Instructor: Shahpour Shapournia
There is something very cool about automating Christmas lights that flash to the beat of a particular song – especially if you are the one that can do that.
We’ve all seen them, those videos showing the house that has more lights on it than the Vegas strip, all flashing in unison to the latest pop singers rendition of Grandma Got Runover By A Reindeer. We’ve all secretly wanted to be “that house”, the one that everyone drives by to ooooh and ahhhh at your latest creation.
Control systems are used in a variety of industrial applications such as Culinary Water and Waste-water treatment, steel, gas and oil refining, manufacturing, etc. They may also be used for the control of non-industrial processes such as home security and/or automation, and synchronized Christmas lighting. If you are interested in the automation arena, knowing the basics of the control system is one of the first steps on that journey.

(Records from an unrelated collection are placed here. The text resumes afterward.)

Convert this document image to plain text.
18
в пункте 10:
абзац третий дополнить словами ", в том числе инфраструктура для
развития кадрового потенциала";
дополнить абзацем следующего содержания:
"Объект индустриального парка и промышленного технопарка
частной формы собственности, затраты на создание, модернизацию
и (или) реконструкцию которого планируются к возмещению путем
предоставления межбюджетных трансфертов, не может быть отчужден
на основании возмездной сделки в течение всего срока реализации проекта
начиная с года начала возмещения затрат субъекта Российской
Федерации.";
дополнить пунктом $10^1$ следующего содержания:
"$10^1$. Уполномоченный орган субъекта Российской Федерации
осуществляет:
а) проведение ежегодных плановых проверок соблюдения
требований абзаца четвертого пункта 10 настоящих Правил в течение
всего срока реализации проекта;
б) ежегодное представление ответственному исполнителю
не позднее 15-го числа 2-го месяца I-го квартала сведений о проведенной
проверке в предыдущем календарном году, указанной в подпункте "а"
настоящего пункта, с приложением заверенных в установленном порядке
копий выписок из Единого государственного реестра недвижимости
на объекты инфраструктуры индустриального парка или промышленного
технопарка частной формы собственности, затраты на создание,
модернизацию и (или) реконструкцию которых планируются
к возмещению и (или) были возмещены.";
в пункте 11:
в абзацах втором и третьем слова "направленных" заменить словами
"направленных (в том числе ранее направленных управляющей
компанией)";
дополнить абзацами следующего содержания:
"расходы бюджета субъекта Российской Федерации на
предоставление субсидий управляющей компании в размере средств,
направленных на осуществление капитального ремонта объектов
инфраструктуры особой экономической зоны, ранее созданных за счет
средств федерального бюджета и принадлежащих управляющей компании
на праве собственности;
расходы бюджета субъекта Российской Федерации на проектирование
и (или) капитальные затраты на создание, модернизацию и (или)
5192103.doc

Be warned: extensive knowledge of these systems may just land you a job with the title of “Automation or Controls Engineer”. Or you could opt for the “Awesome Christmas Light and Music Synchronizing Engineer” or “Home Anti-Theft, Lighting, Sound, and Entertainment System Operations Specialist” job titles, whatever tickles your fancy.
1) The Rack
The Rack is the foundation of the control system. Each control component will be mounted on the Rack. In a small system, you may have only one rack while in a larger system; you may have many additional racks which are referred to as expansion racks.
2) The Slots
The Rack has divisional lines that are not seen, just assumed. These divisions are called Slots. A Slot is simply a position in which you will place a module. Though Slots are not seen, they are definitely used in the programming software. Each module that is fitted in a Slot has a callout within the software.
3) The Power
The Rack must have a Power Supply to power all of the control components. The Power Supply should be selected based on the power usage of the components that will be placed on the Rack. The Power Supply always occupies the first Slot in the Rack.
4) The Brains
The Brains of the control is a component called a CPU. Yes, the same CPU, central processing unit. This Brain is also called a PLC or Programmable Logic Controller. In the CPU, code resides that will control the entire control system associated with the Rack. The CPU is always placed in the second Slot in the Rack.
5) The Modules
Along with the Power Supply and CPU modules, I/O or Input/Output modules also reside within the Rack. Discrete I/O modules take care of items in the field that are in (input) or want to be controlled (output) in one of two states, either on or off. Analog I/O modules are responsible for reading (input) or controlling (output) items that are of a variable state such as a heater that is controlled by thermostat. The I/O modules reside in the Rack slots after the CPU.
6) The Specialists
There are occasions when a special module is needed for different types of control processing. These special control modules are called Function Modules or FM’s. These modules handle signals outside of the CPU and are not typical. When using FM’s, they should be placed in Slots after standard I/O modules.
7) The Communicator
The CPU is typically equipped with a single or multiple communication protocol port. It may be necessary, in a particular installation, for additional communications ports. When they are required, use of a Communications Module or CM may be employed. The placement of this module should follow the standard I/O or after an FM is used.
Understanding the components, their use, and proper placement of them within the control system is essential to a smooth startup. As you become more familiar with the control system hardware, this knowledge will become second nature.